Categories
Lord's Day Liturgy

Even the Boring

I got to bat clean up at our youth retreat last week and my assignment was to give the “So what?” I worked through this sentence:

That every one of you would walk worthy of the Lord in wisdom by the Word for your work and witness in the world.

It took a whole sermon to address each of the Ws, but for this exhortation, let me drill down on walking worthy of the Lord.

Walking is a metaphor used a few times in Colossians. Paul prays that the believers would walk worthy of the Lord (1:10), exhorts them to walk in Christ (2:6), and reminds them again to walk in wisdom toward outsiders (4:5).

Walking is the most mundane yet intentional thing we do each day. We breath, but we do that even without conscious decision. We eat and drink, which is daily, but that satisfies an internal hunger mechanism. Walking is the most feet on the ground, attention-requiring, all-embracing analogy for our deliberate conduct.

The walking metaphor isn’t just about behavior, but about even the boring behavior.

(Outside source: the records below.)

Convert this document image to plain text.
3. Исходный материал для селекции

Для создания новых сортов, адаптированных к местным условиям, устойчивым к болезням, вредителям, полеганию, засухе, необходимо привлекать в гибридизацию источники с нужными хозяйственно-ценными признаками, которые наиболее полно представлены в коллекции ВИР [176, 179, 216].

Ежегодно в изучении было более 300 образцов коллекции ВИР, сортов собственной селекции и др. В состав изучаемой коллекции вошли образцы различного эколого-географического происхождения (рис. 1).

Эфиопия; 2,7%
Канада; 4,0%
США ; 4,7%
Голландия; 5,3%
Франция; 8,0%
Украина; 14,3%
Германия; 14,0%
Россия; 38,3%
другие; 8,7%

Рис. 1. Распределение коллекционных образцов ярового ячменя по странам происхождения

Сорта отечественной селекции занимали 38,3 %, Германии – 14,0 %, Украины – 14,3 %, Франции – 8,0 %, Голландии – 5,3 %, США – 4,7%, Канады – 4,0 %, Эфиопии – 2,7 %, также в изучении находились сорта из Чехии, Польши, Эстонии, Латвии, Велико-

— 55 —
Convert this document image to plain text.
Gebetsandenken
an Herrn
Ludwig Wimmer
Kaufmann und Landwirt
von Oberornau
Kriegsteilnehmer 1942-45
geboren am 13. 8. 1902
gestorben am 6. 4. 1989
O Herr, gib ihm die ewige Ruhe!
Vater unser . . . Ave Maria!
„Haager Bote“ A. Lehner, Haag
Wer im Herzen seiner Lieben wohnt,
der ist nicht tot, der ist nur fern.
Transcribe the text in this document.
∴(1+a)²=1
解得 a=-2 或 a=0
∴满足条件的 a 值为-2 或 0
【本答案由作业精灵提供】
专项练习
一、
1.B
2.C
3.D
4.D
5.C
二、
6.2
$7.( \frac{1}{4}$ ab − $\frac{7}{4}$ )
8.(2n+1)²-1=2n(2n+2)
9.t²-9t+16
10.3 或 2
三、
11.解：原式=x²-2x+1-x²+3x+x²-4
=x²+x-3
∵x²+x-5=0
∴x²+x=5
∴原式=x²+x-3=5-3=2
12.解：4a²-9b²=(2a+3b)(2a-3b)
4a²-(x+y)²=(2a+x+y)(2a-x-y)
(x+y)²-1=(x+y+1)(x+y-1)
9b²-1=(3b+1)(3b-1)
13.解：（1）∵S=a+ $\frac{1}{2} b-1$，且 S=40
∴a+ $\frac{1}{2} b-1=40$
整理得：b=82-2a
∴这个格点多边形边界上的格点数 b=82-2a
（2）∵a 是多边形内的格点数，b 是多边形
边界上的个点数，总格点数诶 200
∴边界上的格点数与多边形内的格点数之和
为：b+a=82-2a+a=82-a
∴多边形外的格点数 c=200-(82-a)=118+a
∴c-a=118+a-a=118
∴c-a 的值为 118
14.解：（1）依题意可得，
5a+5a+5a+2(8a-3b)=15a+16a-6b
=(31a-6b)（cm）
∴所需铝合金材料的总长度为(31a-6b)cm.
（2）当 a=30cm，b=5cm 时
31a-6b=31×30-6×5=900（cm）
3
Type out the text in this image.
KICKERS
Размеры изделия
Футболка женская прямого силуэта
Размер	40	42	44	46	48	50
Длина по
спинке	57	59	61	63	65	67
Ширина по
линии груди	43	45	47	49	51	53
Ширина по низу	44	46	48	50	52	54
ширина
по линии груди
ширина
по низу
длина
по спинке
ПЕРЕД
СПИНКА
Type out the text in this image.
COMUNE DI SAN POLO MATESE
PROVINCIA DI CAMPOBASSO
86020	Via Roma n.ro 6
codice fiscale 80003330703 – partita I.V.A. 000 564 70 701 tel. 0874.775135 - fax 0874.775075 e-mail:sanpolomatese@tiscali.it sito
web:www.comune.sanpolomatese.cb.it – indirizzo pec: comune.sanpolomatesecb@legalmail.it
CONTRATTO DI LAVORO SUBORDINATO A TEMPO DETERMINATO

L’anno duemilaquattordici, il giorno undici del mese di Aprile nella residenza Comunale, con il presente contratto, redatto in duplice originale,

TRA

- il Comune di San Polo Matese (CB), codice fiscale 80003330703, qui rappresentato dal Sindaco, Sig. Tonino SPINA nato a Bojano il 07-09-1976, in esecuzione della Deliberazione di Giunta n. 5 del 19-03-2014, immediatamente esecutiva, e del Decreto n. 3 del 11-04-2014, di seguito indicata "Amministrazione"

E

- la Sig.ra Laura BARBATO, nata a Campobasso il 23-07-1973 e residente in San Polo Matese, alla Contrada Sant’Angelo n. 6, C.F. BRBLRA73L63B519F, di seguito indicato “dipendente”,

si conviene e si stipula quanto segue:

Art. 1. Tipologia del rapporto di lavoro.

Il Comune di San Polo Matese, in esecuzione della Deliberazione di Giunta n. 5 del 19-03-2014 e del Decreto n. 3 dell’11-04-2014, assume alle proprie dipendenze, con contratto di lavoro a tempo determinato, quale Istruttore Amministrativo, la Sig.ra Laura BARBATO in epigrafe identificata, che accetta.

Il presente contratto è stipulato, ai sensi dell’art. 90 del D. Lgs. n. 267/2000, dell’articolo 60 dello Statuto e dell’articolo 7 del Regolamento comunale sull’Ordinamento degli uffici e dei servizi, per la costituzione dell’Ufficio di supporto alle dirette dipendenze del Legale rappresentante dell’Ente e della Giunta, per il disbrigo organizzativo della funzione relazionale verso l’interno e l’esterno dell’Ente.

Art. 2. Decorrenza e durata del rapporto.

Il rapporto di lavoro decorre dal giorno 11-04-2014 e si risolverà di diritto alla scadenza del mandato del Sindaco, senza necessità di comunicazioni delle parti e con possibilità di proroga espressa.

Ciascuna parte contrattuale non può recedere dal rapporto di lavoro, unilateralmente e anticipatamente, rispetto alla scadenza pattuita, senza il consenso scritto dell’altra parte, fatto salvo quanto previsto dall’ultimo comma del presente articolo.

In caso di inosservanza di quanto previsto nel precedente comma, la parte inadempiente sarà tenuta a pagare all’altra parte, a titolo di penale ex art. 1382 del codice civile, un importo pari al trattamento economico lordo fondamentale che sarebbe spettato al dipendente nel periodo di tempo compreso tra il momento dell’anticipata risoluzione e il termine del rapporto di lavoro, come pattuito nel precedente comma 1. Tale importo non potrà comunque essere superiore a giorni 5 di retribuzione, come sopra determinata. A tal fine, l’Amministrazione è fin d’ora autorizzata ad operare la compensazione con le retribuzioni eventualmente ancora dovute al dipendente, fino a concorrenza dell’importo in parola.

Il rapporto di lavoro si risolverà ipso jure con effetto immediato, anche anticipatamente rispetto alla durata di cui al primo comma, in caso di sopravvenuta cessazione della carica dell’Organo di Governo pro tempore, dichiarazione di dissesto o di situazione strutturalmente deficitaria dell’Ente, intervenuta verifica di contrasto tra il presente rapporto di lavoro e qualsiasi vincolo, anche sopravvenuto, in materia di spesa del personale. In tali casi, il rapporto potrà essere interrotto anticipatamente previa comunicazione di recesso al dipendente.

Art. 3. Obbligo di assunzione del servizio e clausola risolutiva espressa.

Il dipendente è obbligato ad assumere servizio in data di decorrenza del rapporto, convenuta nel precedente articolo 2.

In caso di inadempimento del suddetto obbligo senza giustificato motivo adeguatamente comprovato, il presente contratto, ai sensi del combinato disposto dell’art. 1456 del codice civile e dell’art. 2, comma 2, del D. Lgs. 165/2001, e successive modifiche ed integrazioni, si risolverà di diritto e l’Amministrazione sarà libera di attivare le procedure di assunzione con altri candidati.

We are to walk worthy of the Lord. This sort of worthy is not about deserving to represent Him, but about sharing a similar weightiness to Him. The word for “worthy” applied to measurement by scales where balance was required between the weights and the object. The Lord is on one side, our walk is to match His. This is pleasing to Him (Colossians 1:10).

we exhorted each one of you and encouraged you and charged you to walk in a manner worthy of God, who calls you into his own kingdom and glory. (1 Thessalonians 2:12, ESV)

As necessary, repent and turn around from walking in the wrong direction, as well as from any false equivalence; do not be moldy oranges to Christ’s golden apples.